Przypomnijmy, że pytania o to, "czy sąd ma kompetencje, aby ocenić umocowanie osoby powołanej na prezesa Trybunału Konstytucyjnego, a jeśli tak, to czy Julia Przyłębska została powołana na to stanowisko zgodnie z prawem" do Sądu Najwyższego wpłynęły z Sądu Apelacyjnego w Warszawie. Zostały one zadane w postępowaniu dotyczącym zażalenia byłego prezesa TK prof. Andrzeja Rzeplińskiego na postanowienie sądu okręgowego.
Jak informowaliśmy w naTemat, w poniedziałek zdominowany przez nominatów Prawa i Sprawiedliwości TK "uprzedził" SN orzekając, że niekonstytucyjne są normy Kodeksu postępowania cywilnego pozwalające sądom na ocenę prawidłowości procedury powołania prezesa TK przez głowę państwa.
We wtorek pełnomocnik byłego prezesa TK mec. Roman Nowosielski wnosił jednak przed SN o przychylenie się do oceny, iż sądy mają prawo zajmować się pozycją i trybem wyboru osoby zajmującej stanowisko prezesa Trybunału. Co więcej, stwierdził on, iż "funkcję prezesa TK pełni osoba nieuprawniona, a sądy muszą tę sytuację tolerować".
Inną ocenę prezentowała prok. Bożena Górecka z Prokuratury Krajowej, zdaniem której SN nie powinien odpowiadać na pytanie prawne z warszawskiego SA. Wskazywała ona między innymi na to, iż "SA powinien podjąć samodzielną decyzję merytoryczną", a kierowanie pytań prawnych do SN jest zarezerwowane jedynie dla przypadków poważnych wątpliwości prawnych, niezbędnych dla prawidłowego rozstrzygnięcia danej sprawy.
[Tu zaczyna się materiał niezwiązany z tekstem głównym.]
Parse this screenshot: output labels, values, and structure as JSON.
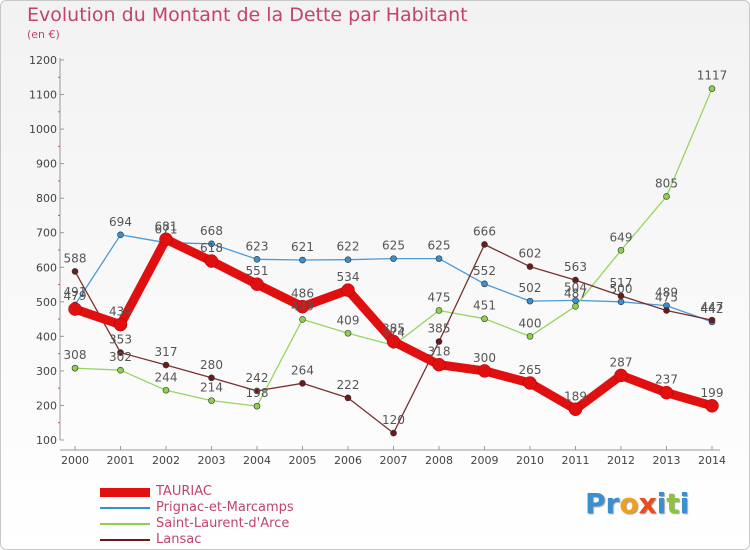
{
  "header": {
    "title": "Evolution du Montant de la Dette par Habitant",
    "subtitle": "(en €)"
  },
  "brand": {
    "letters": [
      "P",
      "r",
      "o",
      "x",
      "i",
      "t",
      "i"
    ],
    "colors": [
      "#3a8fd0",
      "#3a8fd0",
      "#f0a020",
      "#e84c1c",
      "#3a8fd0",
      "#8cc43c",
      "#3a8fd0"
    ]
  },
  "chart_data": {
    "type": "line",
    "title": "Evolution du Montant de la Dette par Habitant",
    "subtitle": "(en €)",
    "x": [
      "2000",
      "2001",
      "2002",
      "2003",
      "2004",
      "2005",
      "2006",
      "2007",
      "2008",
      "2009",
      "2010",
      "2011",
      "2012",
      "2013",
      "2014"
    ],
    "ylim": [
      100,
      1200
    ],
    "yticks": [
      100,
      200,
      300,
      400,
      500,
      600,
      700,
      800,
      900,
      1000,
      1100,
      1200
    ],
    "grid": false,
    "legend_position": "bottom-left",
    "series": [
      {
        "name": "TAURIAC",
        "color": "#e01010",
        "label_color": "#555555",
        "values": [
          479,
          434,
          681,
          618,
          551,
          486,
          534,
          385,
          318,
          300,
          265,
          189,
          287,
          237,
          199
        ]
      },
      {
        "name": "Prignac-et-Marcamps",
        "color": "#3a8fd0",
        "label_color": "#555555",
        "values": [
          491,
          694,
          671,
          668,
          623,
          621,
          622,
          625,
          625,
          552,
          502,
          504,
          500,
          489,
          442
        ]
      },
      {
        "name": "Saint-Laurent-d'Arce",
        "color": "#8cd050",
        "label_color": "#555555",
        "values": [
          308,
          302,
          244,
          214,
          198,
          449,
          409,
          374,
          475,
          451,
          400,
          487,
          649,
          805,
          1117
        ]
      },
      {
        "name": "Lansac",
        "color": "#6b1a1a",
        "label_color": "#555555",
        "values": [
          588,
          353,
          317,
          280,
          242,
          264,
          222,
          120,
          385,
          666,
          602,
          563,
          517,
          475,
          447
        ]
      }
    ]
  }
}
I sędziowie SN Dawid Miasik, Maciej Pacuda i Krzysztof Staryk zdecydowali właśnie o odmowie udzielenia odpowiedzi na pytanie prawne dotyczące prezes TK Julii Przyłębskiej. Na krótkim briefingu rzecznik Sądu Najwyższego SSN Michał Laskowski wyjaśniał później, iż uznano, że "prezes TK Andrzej Rzepliński, który zainicjował postępowanie przed sądem, nie mógł tego zrobić". – To postępowanie nie powinno się toczyć, więc odpowiadanie na pytanie nie ma żadnego znaczenia dla sprawy – stwierdził.